The way Neil deGrasse Tyson likes to put it: Genetically we are one percent different from chimpanzees, and yet tasks that are trivially easy for a human child like "on your way home from school could you pick up a bag of flour" are impossible for even the smartest chimpanzee out there.
Not only would an alien race visiting us be 100% different from us genetically, we would basically be to them what ants are to us. There's no reason to communicate with an ant colony - what are you going to talk to them about?
But you could give them alien technology and see what happens, because it's hilarious. Have you ever seen a monkey ride a bicycle? Entertainment for days!
My sister says everyone where she works is using ChatGPT to code faster. You still need to know how to code, but she says it's raising efficiency by a lot and you need less programmers for the same task as a result.
Anything that has to do with text and images, AI is really good at, but try to teach an AI how to unclog a toilet, and you have a monumental task ahead of you.
I will move this goalpost to the ends of the earth.
One of my tutees came to me the other day, worried because a plagiarism detector had given her essay a red flag. I said "how do you think that happened?" and she said she had used ChatGPT to find synonyms for words. And I absolutely believed her too.

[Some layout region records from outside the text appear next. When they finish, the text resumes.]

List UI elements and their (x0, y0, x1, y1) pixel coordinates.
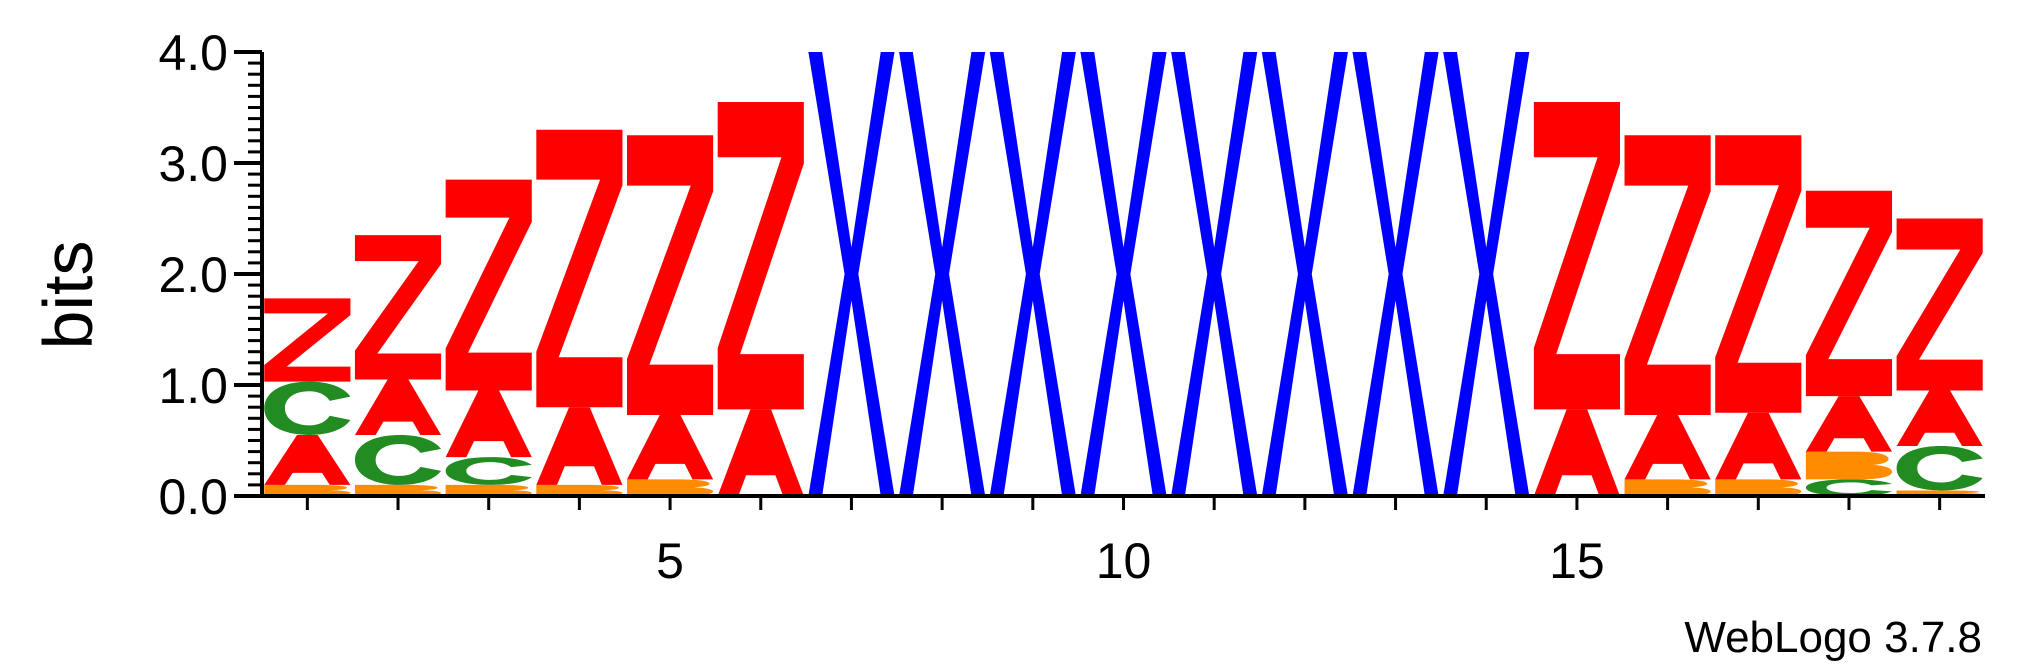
letter-A-pos-19 (1896, 390, 1983, 447)
letter-X-pos-7 (808, 52, 895, 496)
letter-B-pos-3 (445, 484, 532, 496)
stack-position-11 (1171, 52, 1258, 496)
stack-position-12 (1261, 52, 1348, 496)
letter-stacks (264, 52, 1983, 497)
y-tick-label: 3.0 (158, 136, 228, 192)
letter-Z-pos-15 (1533, 101, 1620, 410)
letter-X-pos-12 (1261, 52, 1348, 496)
letter-B-pos-5 (627, 479, 714, 496)
stack-position-9 (989, 52, 1076, 496)
letter-Z-pos-1 (264, 298, 351, 382)
stack-position-15 (1533, 101, 1620, 497)
stack-position-13 (1352, 52, 1439, 496)
letter-A-pos-18 (1805, 396, 1893, 452)
stack-position-14 (1443, 52, 1530, 496)
letter-X-pos-8 (899, 52, 986, 496)
weblogo-credit: WebLogo 3.7.8 (1684, 613, 1982, 662)
stack-position-16 (1624, 135, 1711, 496)
letter-B-pos-18 (1805, 451, 1893, 480)
stack-position-4 (536, 129, 623, 496)
letter-X-pos-9 (989, 52, 1076, 496)
stack-position-2 (354, 235, 442, 496)
stack-position-8 (899, 52, 986, 496)
letter-A-pos-4 (536, 407, 623, 485)
stack-position-7 (808, 52, 895, 496)
letter-B-pos-17 (1715, 479, 1802, 496)
stack-position-10 (1080, 52, 1167, 496)
letter-Z-pos-3 (445, 179, 532, 391)
x-tick-label: 15 (1549, 533, 1605, 589)
letter-X-pos-13 (1352, 52, 1439, 496)
stack-position-17 (1715, 135, 1802, 496)
letter-A-pos-6 (717, 409, 804, 497)
stack-position-5 (627, 135, 714, 496)
letter-A-pos-1 (264, 434, 351, 485)
letter-B-pos-2 (354, 484, 442, 496)
letter-Z-pos-4 (536, 129, 623, 408)
letter-Z-pos-6 (717, 101, 804, 410)
letter-Z-pos-5 (627, 135, 714, 415)
letter-X-pos-14 (1443, 52, 1530, 496)
stack-position-18 (1805, 190, 1893, 496)
y-tick-label: 2.0 (158, 247, 228, 303)
letter-A-pos-2 (354, 379, 442, 435)
letter-A-pos-17 (1715, 412, 1802, 480)
letter-A-pos-5 (627, 414, 714, 480)
y-tick-label: 1.0 (158, 358, 228, 414)
letter-A-pos-16 (1624, 414, 1711, 480)
letter-X-pos-11 (1171, 52, 1258, 496)
letter-C-pos-3 (445, 457, 532, 485)
stack-position-1 (264, 298, 351, 496)
letter-Z-pos-18 (1805, 190, 1893, 397)
letter-B-pos-4 (536, 484, 623, 496)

So apparently AI plagiarism detectors are so advanced they know the difference between someone using ChatGPT and someone using a thesaurus. Amazing.
I've been embracing ChatGPT a lot more lately. It worked wonders on making a board report more professional and I also used it to smarten up my job description - I'm now "spearheading" tasks. Tons of time saved and higher quality output.
It's also great for preparing language for constructive criticism. I tried it the other day and typed something like "make this sound nicer: Bean is lazy, ineffective and stupid" and the result was impressive.
I can't remember where the consensus got to with ChatGPT authoring research papers. I know it's listed as the lead author on one or two papers and think it was deemed to be okay as long as it was stated somewhere clearly in the article. I think that makes sense and no doubt helpful for authors where English isn't their first language.
If we're like ants to aliens, why the hell would they give us their tech? What the fuck is an ant going to do with a smartphone or a drone? What the fuck is a human going to do with a neutrino powered plasma toaster?
ChatGPT doesn't know if aliens eat toast.